LE DROIT NATUREL,
REMPART CONTRE
LES RÉGIMES TOTALITAIRES
Encyclique du Pape Pie XI ( 14 mars 1937 )
sur la situation de l’Église catholique
dans l’Empire allemand
En cette période de commémoration
de la lutte contre le nazisme,
il est n’est pas sans intérêt de rappeler
cette déclaration solennelle du Vatican
et de souligner sa date de publication.
Livrer la morale à l’opinion subjective des hommes, qui change suivant les fluctuations des temps au lieu de s’ancrer dans la sainte volonté du Dieu éternel et de ses commandements, c’est ouvrir la porte toute grande aux forces destructrices. L’abandon qui en résulte, pour l’éducation des consciences, pour l’ennoblissement de tous les domaines et de toutes les organisations de la vie, c’est un péché contre l’avenir du peuple, un péché dont les générations futures devront goûter les fruits amers.
RECONNAISSANCE DU DROIT NATUREL
Tel est le fatal entraînement de nos temps, qu’il détache du fondement divin de la révélation, non seulement la morale, mais aussi le droit théorique et pratique. Nous pensons ici en particulier à ce qu’on appelle le droit naturel, inscrit de la main même du Créateur sur les tables du cœur humain et que la saine raison peut y lire quand elle n’est aveuglée par la péché et la passion. C’est d’après les commandements de ce droit de nature que tout droit positif, de quelque législateur qu’il vienne peut être apprécié dans son contenu moral, et, par là même, dans l’autorité qu’il a d’obliger en conscience.
Des lois humaines qui sont en contradiction insoluble avec le droit naturel sont marquées d’un vice originel qu’aucune contrainte, aucun déploiement extérieur de puissance ne peut guérir. C’est à la lumière de ce principe qu’il faut juger l’axiome : « Le droit c’est l’utilité du peuple ».

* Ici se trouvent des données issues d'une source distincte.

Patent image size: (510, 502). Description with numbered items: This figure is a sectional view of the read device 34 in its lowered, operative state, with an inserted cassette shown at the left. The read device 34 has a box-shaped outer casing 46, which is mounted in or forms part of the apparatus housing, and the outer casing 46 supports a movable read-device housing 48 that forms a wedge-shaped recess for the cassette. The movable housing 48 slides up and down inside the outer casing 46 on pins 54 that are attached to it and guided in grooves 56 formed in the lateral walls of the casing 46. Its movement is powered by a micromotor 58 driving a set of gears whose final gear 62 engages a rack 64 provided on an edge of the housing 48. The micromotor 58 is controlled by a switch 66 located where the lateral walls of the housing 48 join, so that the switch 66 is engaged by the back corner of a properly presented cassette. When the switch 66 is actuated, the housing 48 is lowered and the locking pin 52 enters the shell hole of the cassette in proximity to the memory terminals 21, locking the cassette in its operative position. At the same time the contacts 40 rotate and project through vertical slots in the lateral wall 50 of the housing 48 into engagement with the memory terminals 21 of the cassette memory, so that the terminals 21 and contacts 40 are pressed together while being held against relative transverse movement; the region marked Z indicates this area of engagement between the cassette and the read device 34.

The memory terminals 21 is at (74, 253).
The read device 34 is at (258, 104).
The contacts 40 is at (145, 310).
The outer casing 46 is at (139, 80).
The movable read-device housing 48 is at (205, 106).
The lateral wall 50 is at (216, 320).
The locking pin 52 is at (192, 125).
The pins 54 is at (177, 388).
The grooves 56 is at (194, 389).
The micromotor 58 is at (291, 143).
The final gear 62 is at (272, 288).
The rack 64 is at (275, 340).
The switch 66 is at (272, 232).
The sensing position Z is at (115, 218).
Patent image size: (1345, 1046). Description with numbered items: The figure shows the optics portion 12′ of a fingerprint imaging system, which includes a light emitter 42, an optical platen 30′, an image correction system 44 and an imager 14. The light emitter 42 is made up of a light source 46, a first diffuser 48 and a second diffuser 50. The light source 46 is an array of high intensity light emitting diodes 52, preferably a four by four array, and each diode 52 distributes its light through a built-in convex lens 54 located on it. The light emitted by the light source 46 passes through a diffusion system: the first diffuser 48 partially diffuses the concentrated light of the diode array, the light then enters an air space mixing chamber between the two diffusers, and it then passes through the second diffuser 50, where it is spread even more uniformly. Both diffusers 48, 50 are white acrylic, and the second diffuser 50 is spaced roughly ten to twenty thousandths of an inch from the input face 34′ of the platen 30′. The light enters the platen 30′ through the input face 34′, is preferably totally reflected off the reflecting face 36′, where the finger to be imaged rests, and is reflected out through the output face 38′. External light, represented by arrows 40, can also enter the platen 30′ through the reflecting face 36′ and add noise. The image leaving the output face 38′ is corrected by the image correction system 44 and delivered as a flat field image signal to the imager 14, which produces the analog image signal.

On peut, certes, donner à cette proposition un sens correct, si on lui fait dire que ce qui est moralement défendu ne peut jamais servir au véritable bien du peuple. Cependant le paganisme ancien reconnaissait déjà que l’axiome, pour être pleinement exact, doit être, en réalité, retourné et s’exprimer ainsi : « Il est impossible qu’une chose soit utile si elle n’est pas en même temps moralement bonne ; mais parce qu’elle est bonne, elle est utile ».
Affranchi de cette règle morale, ce principe signifierait dans la vie internationale, l’état de guerre perpétuel entre les différentes nations.
Dans la vie nationale, il méconnaît, par l’amalgame qu’il fait de considérations de droit et d’utilité, le fait fondamental que l’homme, en tant que personne, possède des droits qu’il tient de Dieu et qui doivent demeurer vis-à-vis de la collectivité hors de toute atteinte qui tendrait à les nier, à les abolir ou à les négliger. Mépriser cette vérité, c’est oublier que le véritable bien commun, en dernière analyse, par la nature de l’homme, qui équilibre harmonieusement droits personnels et obligations sociales, et par le but de la société, déterminé aussi par cette même nature humaine.
La société est voulue par le Créateur comme le moyen d’amener à leur plein développement les dispositions individuelles et les avantages sociaux que chacun, donnant et recevant tout à tour, doit faire valoir pour son bien celui des autres.
Quant aux valeurs plus générales et plus hautes, que seule la collectivité, et non plus les individus isolés, peut réaliser, elles aussi en définitive sont, par le Créateur, voulues pour l’homme, pour son plein épanouissement naturel et surnaturel et l’achèvement de sa perfection. S’écarter de cet ordre, c’est ébranler les colonnes sur lesquelles repose la société, et donc compromettre la tranquillité, la sécurité et l’existence même de la société.